Dispose-t-on d’exemples, en France ou ailleurs, dont pourraient s’inspirer les deux villes pour inventer ce système de gouvernement métropolitain ?

Pas à ma connaissance. La région parisienne est un contre-exemple, avec des emboîtements de pouvoirs politiques qui ne parviennent pas à entrer en synergie sur une échelle pertinente. Ce sont la SNCF et la RATP qui configurent le territoire parisien, bien plus que la Mairie de Paris, les Conseils généraux ou la Région Ile-de-France. En envisageant de s’allier, Lyon et Saint-Etienne font figures de pionniers. Lyon, dit-on, a été moteur en matière de planification urbaine dans les 30 dernières années.
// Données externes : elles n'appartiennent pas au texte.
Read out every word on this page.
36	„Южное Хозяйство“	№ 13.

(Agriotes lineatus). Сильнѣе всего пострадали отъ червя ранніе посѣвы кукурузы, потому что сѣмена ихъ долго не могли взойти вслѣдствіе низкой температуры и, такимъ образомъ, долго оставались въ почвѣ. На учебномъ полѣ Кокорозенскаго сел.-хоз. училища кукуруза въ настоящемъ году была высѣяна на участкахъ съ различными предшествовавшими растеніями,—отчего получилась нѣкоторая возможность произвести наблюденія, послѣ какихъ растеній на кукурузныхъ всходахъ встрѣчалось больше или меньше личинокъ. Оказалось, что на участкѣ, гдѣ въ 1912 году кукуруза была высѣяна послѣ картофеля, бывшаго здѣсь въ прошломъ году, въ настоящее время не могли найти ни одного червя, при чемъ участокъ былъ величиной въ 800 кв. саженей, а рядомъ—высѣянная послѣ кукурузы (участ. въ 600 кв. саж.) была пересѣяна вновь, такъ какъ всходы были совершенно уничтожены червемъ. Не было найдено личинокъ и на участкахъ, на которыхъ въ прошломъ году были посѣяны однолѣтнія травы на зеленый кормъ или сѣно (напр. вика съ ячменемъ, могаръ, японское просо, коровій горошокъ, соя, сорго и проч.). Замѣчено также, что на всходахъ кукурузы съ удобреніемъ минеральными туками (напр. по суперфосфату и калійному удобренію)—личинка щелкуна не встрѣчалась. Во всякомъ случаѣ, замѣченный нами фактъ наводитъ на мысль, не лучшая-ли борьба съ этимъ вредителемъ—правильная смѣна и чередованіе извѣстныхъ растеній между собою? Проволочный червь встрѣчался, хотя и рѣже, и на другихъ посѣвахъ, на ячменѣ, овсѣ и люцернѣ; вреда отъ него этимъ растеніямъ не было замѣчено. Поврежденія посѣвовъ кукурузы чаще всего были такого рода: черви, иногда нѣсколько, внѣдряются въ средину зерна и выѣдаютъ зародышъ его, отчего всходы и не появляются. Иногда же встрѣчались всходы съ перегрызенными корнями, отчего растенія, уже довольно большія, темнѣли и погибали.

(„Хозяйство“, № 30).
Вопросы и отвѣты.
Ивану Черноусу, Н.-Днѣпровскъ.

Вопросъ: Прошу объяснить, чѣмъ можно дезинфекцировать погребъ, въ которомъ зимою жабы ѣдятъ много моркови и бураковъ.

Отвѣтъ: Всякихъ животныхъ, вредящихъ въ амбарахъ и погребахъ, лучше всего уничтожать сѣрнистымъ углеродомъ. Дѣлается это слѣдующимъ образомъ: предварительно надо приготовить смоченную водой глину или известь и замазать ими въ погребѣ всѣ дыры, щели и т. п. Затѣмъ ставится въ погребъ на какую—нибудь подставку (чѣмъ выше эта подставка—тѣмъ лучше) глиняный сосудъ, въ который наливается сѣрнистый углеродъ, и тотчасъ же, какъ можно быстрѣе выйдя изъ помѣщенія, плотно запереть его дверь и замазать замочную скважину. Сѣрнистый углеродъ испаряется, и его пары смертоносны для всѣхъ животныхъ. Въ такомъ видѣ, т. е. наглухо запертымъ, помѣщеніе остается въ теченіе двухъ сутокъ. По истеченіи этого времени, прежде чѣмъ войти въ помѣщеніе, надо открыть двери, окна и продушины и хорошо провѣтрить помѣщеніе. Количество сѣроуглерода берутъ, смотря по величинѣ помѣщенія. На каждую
Pourquoi ne pas imaginer que s’instaure aujourd'hui une réflexion de type « constitutionnel » entre les deux villes ? Ce qui est sûr, c’est que ce moment de création d’un espace commun ne peut pas se détacher du moment symbolique : une « constitution » se rédige dans un moment particulier, un moment qui s’entoure d’un rituel. Au-delà de l’invention de formes administratives ou politiques nouvelles, les deux agglomérations ne pourront pas se soustraire à la contrainte de l’invention des formes symboliques adéquates à l’espace-temps nouveau qu’elles veulent inventer. Si elles ne se mettent pas en ordre de ce point de vue, le reste peinera à s’enclencher ou à suivre. Si les deux maires, les deux présidents ne se rencontrent pas, ne symbolisent pas leur alliance, on aura des additions de fonctionnalités (hospitalières ici, autoroutières là…), on n’aura pas une Cité, une Polis. Pour entrer dans le moment proprement politique, le moment où les corps s’allient — un corps métropolitain avec un autre corps métropolitain — il faut ritualiser. Cela peut passer par des célébrations communes. Rêvons un peu : les deux  présidents se rencontrent à mi-parcours, à Givors, à la jonction Rhône-Gier. Ils se donnent l’accolade solennellement, sous l’œil des caméras. Là, on sort de l’ordre technico-administratif pour accéder à un ordre véritablement politique. En tout état de cause, la mise en « communauté » de ces deux agglomérations passe par le fait de rendre visible leur patrimoine commun et par la constitution d’un minimum de « biens communs ». Il s’agit de faire advenir de nouvelles causes communes, des « choses publiques », c’est-à-dire des objets désirables et partageables par un grand nombre de personnes. Ce peut être un objet technique  — une autoroute, un canal —, un objet naturel — une réserve naturelle —, un objet culturel. Ces causes communes adviennent en fonction d’un possible, d’une histoire, ou parfois d’un trait de « génie », comme quand, à Lyon, s’inventent la formule du Défilé de la Biennale de la Danse puis celle de L’Art sur la place ou quand, à Saint-Etienne, s’invente la Biennale du design.